This work addresses the limitations of existing emotion understanding approaches, which predominantly rely on short texts and predefined categorical labels while neglecting the structured dependencies among emotion dimensions, thereby hindering context-aware multidimensional reasoning. To bridge this gap, the authors construct EmoScene—a benchmark comprising 4,731 context-rich scenarios annotated with eight-dimensional emotion vectors grounded in Plutchik’s emotion theory—and introduce the novel concept of “emotion entanglement.” They propose an entanglement-aware Bayesian inference framework that integrates emotion co-occurrence statistics to jointly model structural dependencies across multiple emotion dimensions. Experimental results demonstrate that this approach significantly enhances consistency and accuracy in multilabel emotion prediction: large language models achieve a zero-shot Macro F1 of 0.501 on EmoScene, and Bayesian post-processing improves weaker models such as Qwen2.5-7B by 0.051 in Macro F1.

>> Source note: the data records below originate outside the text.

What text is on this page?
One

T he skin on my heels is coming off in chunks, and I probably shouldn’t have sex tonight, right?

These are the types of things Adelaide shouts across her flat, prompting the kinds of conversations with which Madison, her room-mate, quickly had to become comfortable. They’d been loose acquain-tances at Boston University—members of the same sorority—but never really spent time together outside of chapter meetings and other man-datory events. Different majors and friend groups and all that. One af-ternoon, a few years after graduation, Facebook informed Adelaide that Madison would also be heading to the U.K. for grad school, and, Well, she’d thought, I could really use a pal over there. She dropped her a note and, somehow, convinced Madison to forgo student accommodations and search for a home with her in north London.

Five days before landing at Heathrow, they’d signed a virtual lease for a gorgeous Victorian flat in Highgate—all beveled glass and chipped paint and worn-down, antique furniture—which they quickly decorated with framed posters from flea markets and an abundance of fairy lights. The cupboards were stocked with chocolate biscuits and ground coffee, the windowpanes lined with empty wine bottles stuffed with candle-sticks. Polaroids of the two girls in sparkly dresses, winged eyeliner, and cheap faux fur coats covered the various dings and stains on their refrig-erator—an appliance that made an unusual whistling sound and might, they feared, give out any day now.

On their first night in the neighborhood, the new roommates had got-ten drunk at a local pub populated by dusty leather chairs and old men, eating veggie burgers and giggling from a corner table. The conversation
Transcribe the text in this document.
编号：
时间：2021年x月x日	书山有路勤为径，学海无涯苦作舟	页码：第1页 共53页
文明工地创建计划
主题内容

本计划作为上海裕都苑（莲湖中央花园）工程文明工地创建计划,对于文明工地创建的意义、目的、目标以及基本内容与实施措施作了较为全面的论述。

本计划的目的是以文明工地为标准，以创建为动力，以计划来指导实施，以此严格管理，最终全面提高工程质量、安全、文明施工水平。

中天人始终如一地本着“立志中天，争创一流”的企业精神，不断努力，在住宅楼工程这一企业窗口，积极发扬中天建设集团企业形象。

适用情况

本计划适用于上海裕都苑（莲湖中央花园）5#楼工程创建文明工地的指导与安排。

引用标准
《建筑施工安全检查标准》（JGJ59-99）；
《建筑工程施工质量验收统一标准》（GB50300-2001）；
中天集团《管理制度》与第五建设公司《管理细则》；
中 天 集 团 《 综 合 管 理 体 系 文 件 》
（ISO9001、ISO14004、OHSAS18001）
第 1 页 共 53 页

Understanding emotions in natural language is inherently a multi-dimensional reasoning problem, where multiple affective signals interact through context, interpersonal relations, and situational cues. However, most existing emotion understanding benchmarks rely on short texts and predefined emotion labels, reducing this process to independent label prediction and ignoring the structured dependencies among emotions. To address this limitation, we introduce Emotional Scenarios (EmoScene), a theory-grounded benchmark of 4,731 context-rich scenarios annotated with an 8-dimensional emotion vector derived from Plutchik's basic emotions. We evaluate six instruction-tuned large language models in a zero-shot setting and observe modest performance, with the best model achieving a Macro F1 of 0.501, highlighting the difficulty of context-aware multi-label emotion prediction. Motivated by the observation that emotions rarely occur independently, we further propose an entanglement-aware Bayesian inference framework that incorporates emotion co-occurrence statistics to perform joint posterior inference over the emotion vector. This lightweight post-processing improves structural consistency of predictions and yields notable gains for weaker models (e.g., +0.051 Macro F1 for Qwen2.5-7B). EmoScene therefore provides a challenging benchmark for studying multi-dimensional emotion understanding and the limitations of current language models.